Emmanuel Tobiloba Ilesanmi (born 17 November 2004) is an English professional footballer who plays as a forward for Alvechurch, on loan from AFC Telford United.

He started his career at Harrogate Town, making his debut in 2021, and spending time on loan at non-league clubs Scarborough Athletic and Basford United. In July 2024, Ilesanmi signed with Derby County, initially as an under-21 player. After two loan spells at Torquay United, Ilesanmi left Derby in the summer of 2025.

==Career==
===Harrogate Town===
Ilesanmi is a graduate of the Harrogate Town Academy, and in making his first-team debut on 5 October 2021 in the EFL Trophy, became the first Academy graduate to play for the first-team. He moved on loan to Scarborough Athletic in January 2023, and to Basford United in August 2023, for whom he made 4 league appearances.

He was released by Harrogate at the end of the 2023–24 season.

===Derby County===
In July 2024, Ilesanmi signed with Derby County, initially as an under-21 player.
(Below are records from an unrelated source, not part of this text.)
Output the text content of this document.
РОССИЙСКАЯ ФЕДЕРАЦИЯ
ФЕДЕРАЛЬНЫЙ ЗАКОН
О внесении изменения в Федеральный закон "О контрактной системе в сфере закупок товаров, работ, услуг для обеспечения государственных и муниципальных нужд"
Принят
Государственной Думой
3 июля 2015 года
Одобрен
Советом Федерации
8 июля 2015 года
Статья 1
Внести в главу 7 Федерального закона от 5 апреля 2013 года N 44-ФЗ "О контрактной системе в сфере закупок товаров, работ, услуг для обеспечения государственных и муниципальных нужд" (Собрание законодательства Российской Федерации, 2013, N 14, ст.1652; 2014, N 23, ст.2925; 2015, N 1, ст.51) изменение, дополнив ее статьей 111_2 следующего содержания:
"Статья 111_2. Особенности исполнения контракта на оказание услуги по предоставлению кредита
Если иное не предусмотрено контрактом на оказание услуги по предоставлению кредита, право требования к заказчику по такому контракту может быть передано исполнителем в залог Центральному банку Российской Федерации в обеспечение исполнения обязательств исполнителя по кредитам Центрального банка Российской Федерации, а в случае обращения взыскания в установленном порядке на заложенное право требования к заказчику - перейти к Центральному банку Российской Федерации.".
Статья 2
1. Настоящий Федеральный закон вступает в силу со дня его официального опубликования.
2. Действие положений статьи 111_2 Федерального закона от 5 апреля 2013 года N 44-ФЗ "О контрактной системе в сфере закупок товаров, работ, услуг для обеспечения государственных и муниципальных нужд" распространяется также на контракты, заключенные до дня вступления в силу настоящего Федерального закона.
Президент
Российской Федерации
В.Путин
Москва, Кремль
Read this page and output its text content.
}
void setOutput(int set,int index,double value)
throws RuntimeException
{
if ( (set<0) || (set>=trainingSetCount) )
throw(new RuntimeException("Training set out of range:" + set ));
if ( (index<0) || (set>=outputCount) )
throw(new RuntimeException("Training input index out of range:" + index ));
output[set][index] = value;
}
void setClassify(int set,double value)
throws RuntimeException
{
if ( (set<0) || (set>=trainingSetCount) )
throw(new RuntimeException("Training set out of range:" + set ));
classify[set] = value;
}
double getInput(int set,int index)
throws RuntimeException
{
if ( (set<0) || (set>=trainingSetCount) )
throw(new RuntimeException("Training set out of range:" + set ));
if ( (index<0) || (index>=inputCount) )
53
In January 2025 he signed on loan for Torquay United. After a short period of injury during which he returned to home club Derby County, Ilesanmi returned on loan to Torquay United on 25 March 2025. He was released by the Rams at the end of the 2024–25 season.

===Non-league===
In July 2025 he signed for AFC Telford United. He later played on loan at Alvechurch.